Александра Львовна сама сказала об этом Г.
Л. Н. очень огорчен, что Ге дурно говорит про Черткова и отчасти был причиной возбуждения Софьи Андреевны против него.
Л. Н. встал и вышел в столовую, мы сыграли с ним две партии в шахматы: одну я выиграл, другая ничья.
Нынче Л. Н. не обедал и вообще ничего не ел. Софья Андреевна также не стала обедать и сказала, что у нее то же, что у Л.H., что она будет обедать потом с Л. Н. Чтобы заставить ее съесть, он среди шахмат стал обедать, и Софья Андреевна тоже. Л. Н., видимо, была противна пища. Он немного поковырял еду, а когда попробовал компоту, ему даже стало тошно, и он долго не мог прийти в себя. Потом мы сыграли вторую партию. К чаю никто не пришел, кроме Душана Петровича и Софьи Андреевны. Л. Н. выпил чашку. Я, хотя мне уже привели лошадь, присел к столу. Л. Н. опять сказал:
— Таня, милая, как я рад был ее повидать.
Софья Андреевна возразила:
— Нет, она была на этот раз мне неприятна, так дурно ко мне относилась, все время осуждала.
Л. Н. сказал:
— Я и старичка ее очень люблю.
Я сказал, что познакомился с матерью Владимира Григорьевича. Л. Н.спросил:
— Она не старалась еще вас обратить в свою веру?

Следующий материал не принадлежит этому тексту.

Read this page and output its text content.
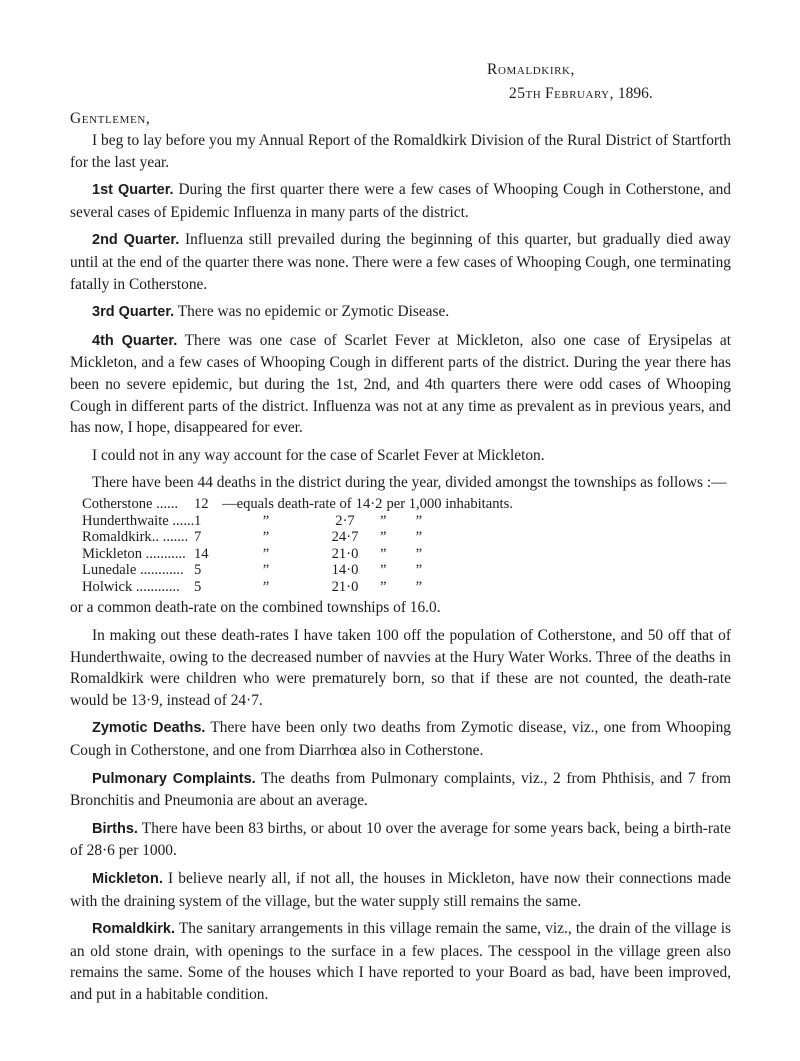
Romaldkirk,
25th February, 1896.
Gentlemen,

I beg to lay before you my Annual Report of the Romaldkirk Division of the Rural District of Startforth for the last year.

1st Quarter. During the first quarter there were a few cases of Whooping Cough in Cotherstone, and several cases of Epidemic Influenza in many parts of the district.

2nd Quarter. Influenza still prevailed during the beginning of this quarter, but gradually died away until at the end of the quarter there was none. There were a few cases of Whooping Cough, one terminating fatally in Cotherstone.

3rd Quarter. There was no epidemic or Zymotic Disease.

4th Quarter. There was one case of Scarlet Fever at Mickleton, also one case of Erysipelas at Mickleton, and a few cases of Whooping Cough in different parts of the district. During the year there has been no severe epidemic, but during the 1st, 2nd, and 4th quarters there were odd cases of Whooping Cough in different parts of the district. Influenza was not at any time as prevalent as in previous years, and has now, I hope, disappeared for ever.

I could not in any way account for the case of Scarlet Fever at Mickleton.

There have been 44 deaths in the district during the year, divided amongst the townships as follows :—

Cotherstone ......	12 —equals death-rate of 14·2 per 1,000 inhabitants.
Hunderthwaite ...... 1	”	2·7	”        ”
Romaldkirk.. ....... 7	”	24·7	”        ”
Mickleton ........... 14	”	21·0	”        ”
Lunedale ............ 5	”	14·0	”        ”
Holwick ............ 5	”	21·0	”        ”

or a common death-rate on the combined townships of 16.0.

In making out these death-rates I have taken 100 off the population of Cotherstone, and 50 off that of Hunderthwaite, owing to the decreased number of navvies at the Hury Water Works. Three of the deaths in Romaldkirk were children who were prematurely born, so that if these are not counted, the death-rate would be 13·9, instead of 24·7.

Zymotic Deaths. There have been only two deaths from Zymotic disease, viz., one from Whooping Cough in Cotherstone, and one from Diarrhœa also in Cotherstone.

Pulmonary Complaints. The deaths from Pulmonary complaints, viz., 2 from Phthisis, and 7 from Bronchitis and Pneumonia are about an average.

Births. There have been 83 births, or about 10 over the average for some years back, being a birth-rate of 28·6 per 1000.

Mickleton. I believe nearly all, if not all, the houses in Mickleton, have now their connections made with the draining system of the village, but the water supply still remains the same.

Romaldkirk. The sanitary arrangements in this village remain the same, viz., the drain of the village is an old stone drain, with openings to the surface in a few places. The cesspool in the village green also remains the same. Some of the houses which I have reported to your Board as bad, have been improved, and put in a habitable condition.
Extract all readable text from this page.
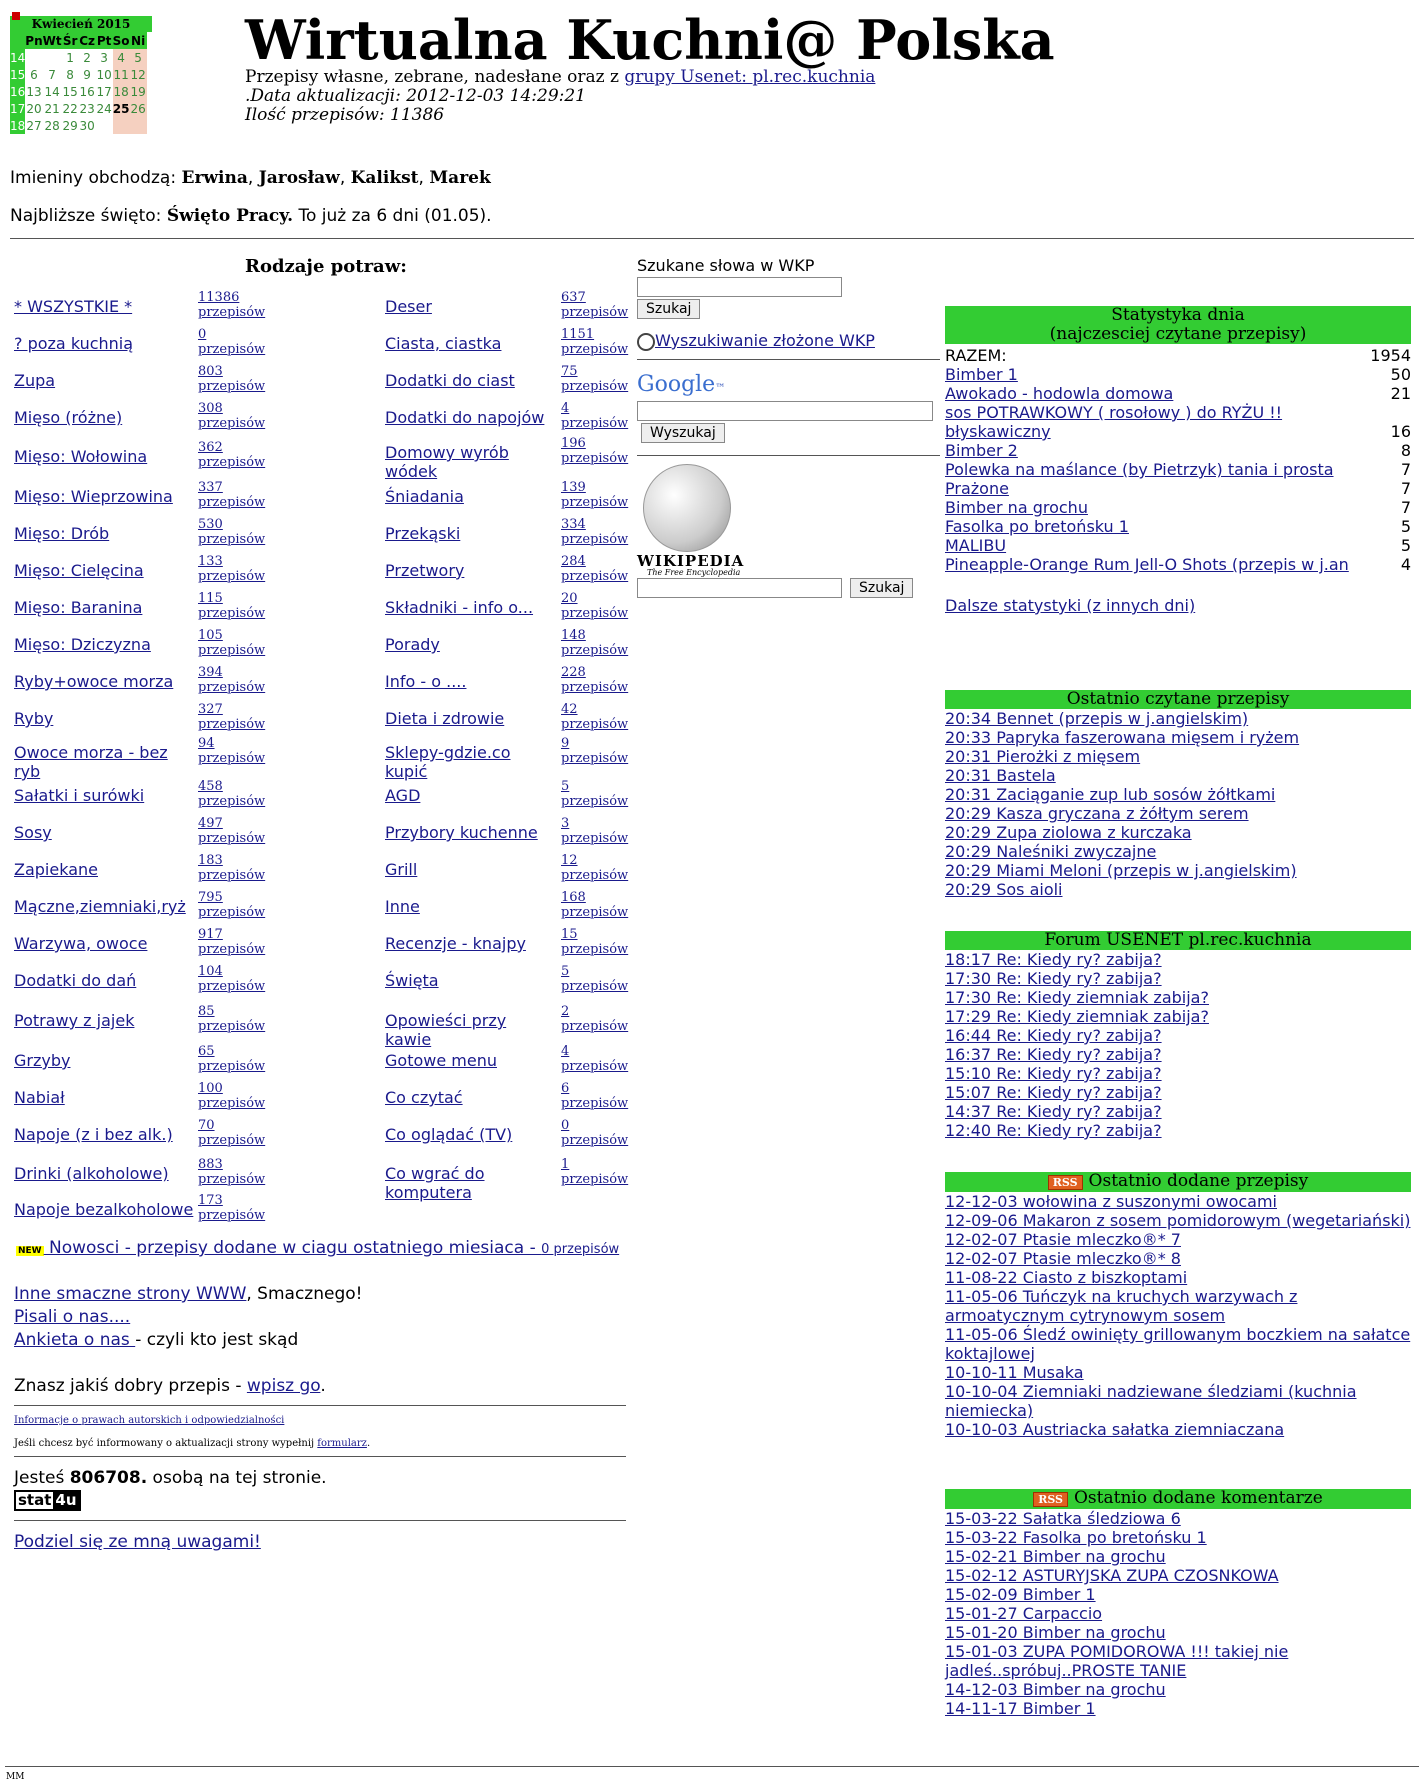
Kwiecień 2015
	Pn	Wt	Śr	Cz	Pt	So	Ni
14			1	2	3	4	5
15	6	7	8	9	10	11	12
16	13	14	15	16	17	18	19
17	20	21	22	23	24	25	26
18	27	28	29	30			
Wirtualna Kuchni@ Polska
Przepisy własne, zebrane, nadesłane oraz z grupy Usenet: pl.rec.kuchnia
.Data aktualizacji: 2012-12-03 14:29:21
Ilość przepisów: 11386
Imieniny obchodzą: Erwina, Jarosław, Kalikst, Marek
Najbliższe święto: Święto Pracy. To już za 6 dni (01.05).
Rodzaje potraw:
* WSZYSTKIE *	11386
przepisów
? poza kuchnią	0
przepisów
Zupa	803
przepisów
Mięso (różne)	308
przepisów
Mięso: Wołowina	362
przepisów
Mięso: Wieprzowina	337
przepisów
Mięso: Drób	530
przepisów
Mięso: Cielęcina	133
przepisów
Mięso: Baranina	115
przepisów
Mięso: Dziczyzna	105
przepisów
Ryby+owoce morza	394
przepisów
Ryby	327
przepisów
Owoce morza - bez ryb
94
przepisów
Sałatki i surówki	458
przepisów
Sosy	497
przepisów
Zapiekane	183
przepisów
Mączne,ziemniaki,ryż 795
przepisów
Warzywa, owoce	917
przepisów
Dodatki do dań	104
przepisów
Potrawy z jajek	85
przepisów
Grzyby	65
przepisów
Nabiał	100
przepisów
Napoje (z i bez alk.)	70
przepisów
Drinki (alkoholowe)	883
przepisów
Napoje bezalkoholowe 173
przepisów
Deser	637
przepisów
Ciasta, ciastka	1151
przepisów
Dodatki do ciast	75
przepisów
Dodatki do napojów	4
przepisów
Domowy wyrób wódek
196
przepisów
Śniadania	139
przepisów
Przekąski	334
przepisów
Przetwory	284
przepisów
Składniki - info o...	20
przepisów
Porady	148
przepisów
Info - o ....	228
przepisów
Dieta i zdrowie	42
przepisów
Sklepy-gdzie.co kupić
9
przepisów
AGD	5
przepisów
Przybory kuchenne	3
przepisów
Grill	12
przepisów
Inne	168
przepisów
Recenzje - knajpy	15
przepisów
Święta	5
przepisów
Opowieści przy kawie
2
przepisów
Gotowe menu	4
przepisów
Co czytać	6
przepisów
Co oglądać (TV)	0
przepisów
Co wgrać do komputera
1
przepisów
NEW Nowosci - przepisy dodane w ciagu ostatniego miesiaca - 0 przepisów
Inne smaczne strony WWW, Smacznego!
Pisali o nas....
Ankieta o nas - czyli kto jest skąd

Znasz jakiś dobry przepis - wpisz go.
Informacje o prawach autorskich i odpowiedzialności
Jeśli chcesz być informowany o aktualizacji strony wypełnij formularz.
Jesteś 806708. osobą na tej stronie.
stat 4u
Podziel się ze mną uwagami!
Szukane słowa w WKP
Szukaj
Wyszukiwanie złożone WKP
Google™
Wyszukaj
WIKIPEDIA
The Free Encyclopedia
Szukaj
Statystyka dnia
(najczesciej czytane przepisy)
RAZEM:	1954
Bimber 1	50
Awokado - hodowla domowa	21
sos POTRAWKOWY ( rosołowy ) do RYŻU !! błyskawiczny	16
Bimber 2	8
Polewka na maślance (by Pietrzyk) tania i prosta	7
Prażone	7
Bimber na grochu	7
Fasolka po bretońsku 1	5
MALIBU	5
Pineapple-Orange Rum Jell-O Shots (przepis w j.an	4
Dalsze statystyki (z innych dni)
Ostatnio czytane przepisy
20:34 Bennet (przepis w j.angielskim)
20:33 Papryka faszerowana mięsem i ryżem
20:31 Pierożki z mięsem
20:31 Bastela
20:31 Zaciąganie zup lub sosów żółtkami
20:29 Kasza gryczana z żółtym serem
20:29 Zupa ziolowa z kurczaka
20:29 Naleśniki zwyczajne
20:29 Miami Meloni (przepis w j.angielskim)
20:29 Sos aioli
Forum USENET pl.rec.kuchnia
18:17 Re: Kiedy ry? zabija?
17:30 Re: Kiedy ry? zabija?
17:30 Re: Kiedy ziemniak zabija?
17:29 Re: Kiedy ziemniak zabija?
16:44 Re: Kiedy ry? zabija?
16:37 Re: Kiedy ry? zabija?
15:10 Re: Kiedy ry? zabija?
15:07 Re: Kiedy ry? zabija?
14:37 Re: Kiedy ry? zabija?
12:40 Re: Kiedy ry? zabija?
RSS Ostatnio dodane przepisy
12-12-03 wołowina z suszonymi owocami
12-09-06 Makaron z sosem pomidorowym (wegetariański)
12-02-07 Ptasie mleczko®* 7
12-02-07 Ptasie mleczko®* 8
11-08-22 Ciasto z biszkoptami
11-05-06 Tuńczyk na kruchych warzywach z armoatycznym cytrynowym sosem
11-05-06 Śledź owinięty grillowanym boczkiem na sałatce koktajlowej
10-10-11 Musaka
10-10-04 Ziemniaki nadziewane śledziami (kuchnia niemiecka)
10-10-03 Austriacka sałatka ziemniaczana
RSS Ostatnio dodane komentarze
15-03-22 Sałatka śledziowa 6
15-03-22 Fasolka po bretońsku 1
15-02-21 Bimber na grochu
15-02-12 ASTURYJSKA ZUPA CZOSNKOWA
15-02-09 Bimber 1
15-01-27 Carpaccio
15-01-20 Bimber na grochu
15-01-03 ZUPA POMIDOROWA !!! takiej nie jadleś..spróbuj..PROSTE TANIE
14-12-03 Bimber na grochu
14-11-17 Bimber 1
MM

— Нет, я очень мало с ней говорил.
Л. Н. сказал:
— Хорошо, что у нее есть хоть какая-нибудь религия.
Я простился.
Софья Андреевна спросила:
— Вы завтра приедете?
1 июля. Вечером я должен ехать в Москву. Днем приезжала Александра Львовна за детьми Ольги Константиновны и привезла письмо Софьи Андреевны к Черткову и свое, к нему же. Софья Андреевна выражает готовность примириться с Владимиром Григорьевичем, но с условием, чтобы он возвратил дневники.
Владимир Григорьевич думает, что если Софья Андреевна будет отравлять жизнь Л. H., можно ей их возвратить, удалив, может быть, оттуда некоторые опасные места. Я привезу дневники из Москвы. Александра Львовна в своем письме очень восстает против этого.